Cuando una molécula tiene dobles enlaces alternados con enlaces simples — un sistema conjugado — los electrones π de todos esos dobles enlaces quedan deslocalizados sobre toda la cadena. Cuanto más largo es el sistema conjugado, más pequeña es la diferencia de energía entre el orbital molecular ocupado de mayor energía (HOMO) y el desocupado de menor energía (LUMO). Cuando esa diferencia energética (ΔE) corresponde a un fotón en el rango visible (400–700 nm), la molécula absorbe luz visible y su complemento aparece como color.

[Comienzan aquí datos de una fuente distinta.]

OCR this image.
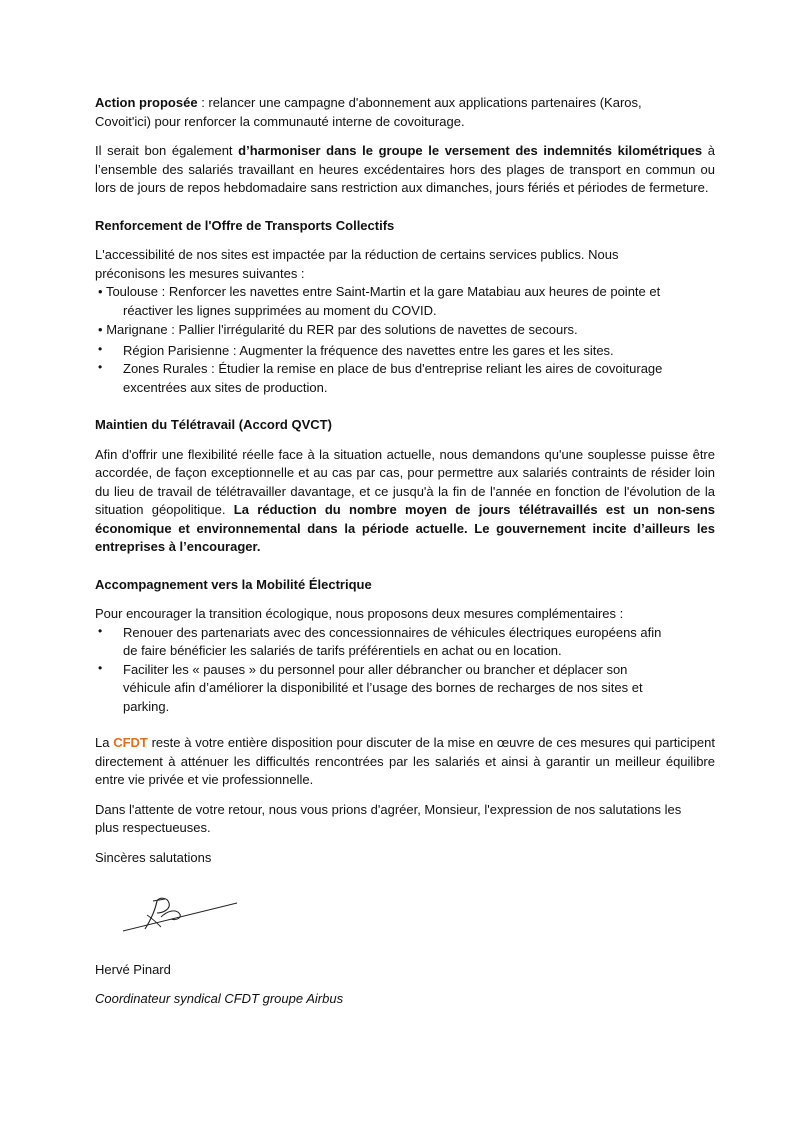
Action proposée : relancer une campagne d'abonnement aux applications partenaires (Karos, Covoit'ici) pour renforcer la communauté interne de covoiturage.

Il serait bon également d’harmoniser dans le groupe le versement des indemnités kilométriques à l’ensemble des salariés travaillant en heures excédentaires hors des plages de transport en commun ou lors de jours de repos hebdomadaire sans restriction aux dimanches, jours fériés et périodes de fermeture.

Renforcement de l'Offre de Transports Collectifs

L'accessibilité de nos sites est impactée par la réduction de certains services publics. Nous préconisons les mesures suivantes :

• Toulouse : Renforcer les navettes entre Saint-Martin et la gare Matabiau aux heures de pointe et réactiver les lignes supprimées au moment du COVID.
• Marignane : Pallier l'irrégularité du RER par des solutions de navettes de secours.
• Région Parisienne : Augmenter la fréquence des navettes entre les gares et les sites.
• Zones Rurales : Étudier la remise en place de bus d'entreprise reliant les aires de covoiturage excentrées aux sites de production.

Maintien du Télétravail (Accord QVCT)

Afin d'offrir une flexibilité réelle face à la situation actuelle, nous demandons qu'une souplesse puisse être accordée, de façon exceptionnelle et au cas par cas, pour permettre aux salariés contraints de résider loin du lieu de travail de télétravailler davantage, et ce jusqu'à la fin de l'année en fonction de l'évolution de la situation géopolitique. La réduction du nombre moyen de jours télétravaillés est un non-sens économique et environnemental dans la période actuelle. Le gouvernement incite d’ailleurs les entreprises à l’encourager.

Accompagnement vers la Mobilité Électrique

Pour encourager la transition écologique, nous proposons deux mesures complémentaires :

• Renouer des partenariats avec des concessionnaires de véhicules électriques européens afin de faire bénéficier les salariés de tarifs préférentiels en achat ou en location.
• Faciliter les « pauses » du personnel pour aller débrancher ou brancher et déplacer son véhicule afin d’améliorer la disponibilité et l’usage des bornes de recharges de nos sites et parking.

La CFDT reste à votre entière disposition pour discuter de la mise en œuvre de ces mesures qui participent directement à atténuer les difficultés rencontrées par les salariés et ainsi à garantir un meilleur équilibre entre vie privée et vie professionnelle.

Dans l'attente de votre retour, nous vous prions d'agréer, Monsieur, l'expression de nos salutations les plus respectueuses.

Sincères salutations

Hervé Pinard

Coordinateur syndical CFDT groupe Airbus
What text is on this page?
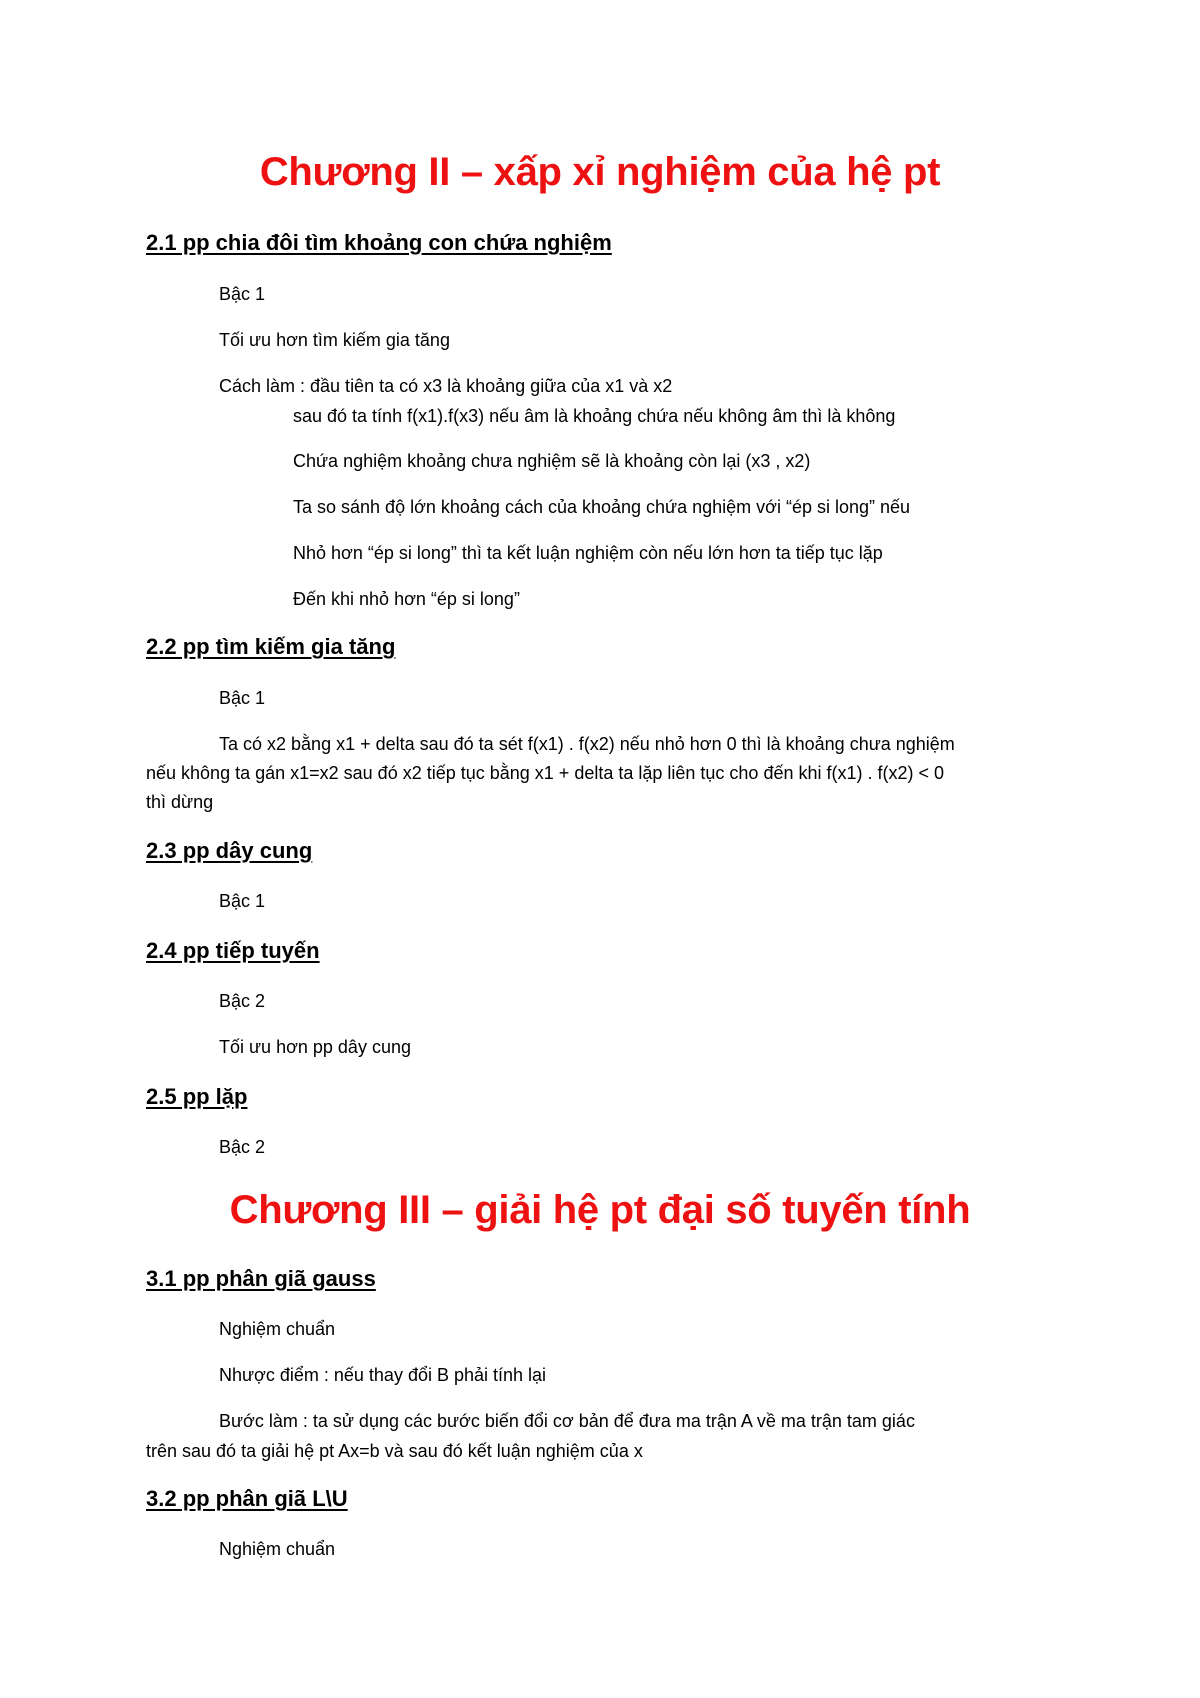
Chương II – xấp xỉ nghiệm của hệ pt
2.1 pp chia đôi tìm khoảng con chứa nghiệm

Bậc 1

Tối ưu hơn tìm kiếm gia tăng

Cách làm : đầu tiên ta có x3 là khoảng giữa của x1 và x2

sau đó ta tính f(x1).f(x3) nếu âm là khoảng chứa nếu không âm thì là không

Chứa nghiệm khoảng chưa nghiệm sẽ là khoảng còn lại (x3 , x2)

Ta so sánh độ lớn khoảng cách của khoảng chứa nghiệm với “ép si long” nếu

Nhỏ hơn “ép si long” thì ta kết luận nghiệm còn nếu lớn hơn ta tiếp tục lặp

Đến khi nhỏ hơn “ép si long”

2.2 pp tìm kiếm gia tăng

Bậc 1

Ta có x2 bằng x1 + delta sau đó ta sét f(x1) . f(x2) nếu nhỏ hơn 0 thì là khoảng chưa nghiệm

nếu không ta gán x1=x2 sau đó x2 tiếp tục bằng x1 + delta ta lặp liên tục cho đến khi f(x1) . f(x2) < 0

thì dừng

2.3 pp dây cung

Bậc 1

2.4 pp tiếp tuyến

Bậc 2

Tối ưu hơn pp dây cung

2.5 pp lặp

Bậc 2

Chương III – giải hệ pt đại số tuyến tính
3.1 pp phân giã gauss

Nghiệm chuẩn

Nhược điểm : nếu thay đổi B phải tính lại

Bước làm : ta sử dụng các bước biến đổi cơ bản để đưa ma trận A về ma trận tam giác

trên sau đó ta giải hệ pt Ax=b và sau đó kết luận nghiệm của x

3.2 pp phân giã L\U

Nghiệm chuẩn
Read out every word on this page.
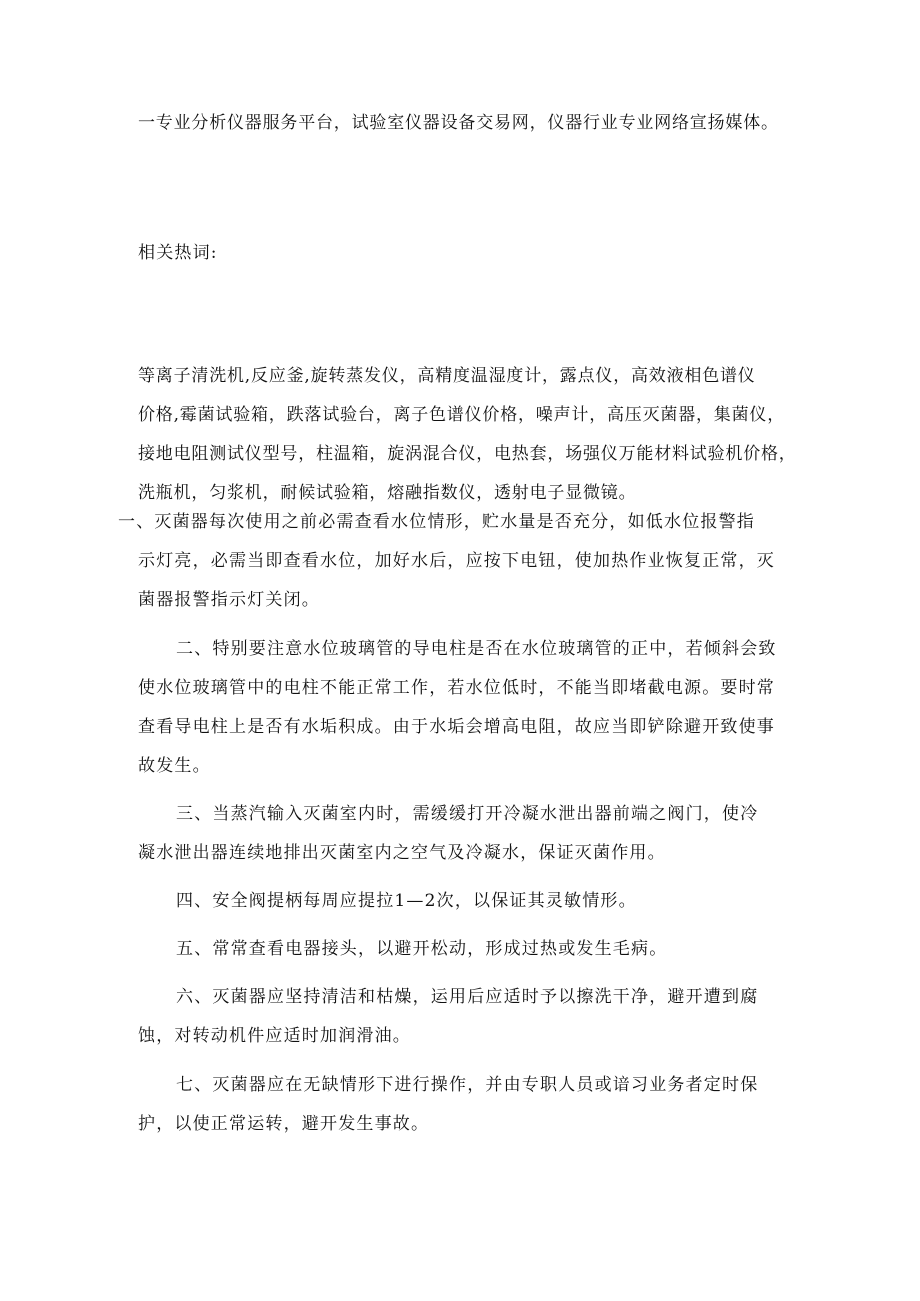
一专业分析仪器服务平台，试验室仪器设备交易网，仪器行业专业网络宣扬媒体。
相关热词:
等离子清洗机,反应釜,旋转蒸发仪，高精度温湿度计，露点仪，高效液相色谱仪
价格,霉菌试验箱，跌落试验台，离子色谱仪价格，噪声计，高压灭菌器，集菌仪，
接地电阻测试仪型号，柱温箱，旋涡混合仪，电热套，场强仪万能材料试验机价格，
洗瓶机，匀浆机，耐候试验箱，熔融指数仪，透射电子显微镜。
一、灭菌器每次使用之前必需查看水位情形，贮水量是否充分，如低水位报警指
示灯亮，必需当即查看水位，加好水后，应按下电钮，使加热作业恢复正常，灭
菌器报警指示灯关闭。
二、特别要注意水位玻璃管的导电柱是否在水位玻璃管的正中，若倾斜会致
使水位玻璃管中的电柱不能正常工作，若水位低时，不能当即堵截电源。要时常
查看导电柱上是否有水垢积成。由于水垢会增高电阻，故应当即铲除避开致使事
故发生。
三、当蒸汽输入灭菌室内时，需缓缓打开冷凝水泄出器前端之阀门，使冷
凝水泄出器连续地排出灭菌室内之空气及冷凝水，保证灭菌作用。
四、安全阀提柄每周应提拉1—2次，以保证其灵敏情形。
五、常常查看电器接头，以避开松动，形成过热或发生毛病。
六、灭菌器应坚持清洁和枯燥，运用后应适时予以擦洗干净，避开遭到腐
蚀，对转动机件应适时加润滑油。
七、灭菌器应在无缺情形下进行操作，并由专职人员或谙习业务者定时保
护，以使正常运转，避开发生事故。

Los carotenoides son sistemas conjugados largos. El β-caroteno tiene 11 dobles enlaces conjugados en su cadena central. Con ese sistema, absorbe máximamente alrededor de 450 nm (azul-violeta) y refleja el complemento: naranja. El licopeno del tomate tiene 11 dobles enlaces pero en disposición ligeramente diferente (sin los anillos terminales del β-caroteno), absorbiendo un poco más hacia el rojo → el tomate es rojo.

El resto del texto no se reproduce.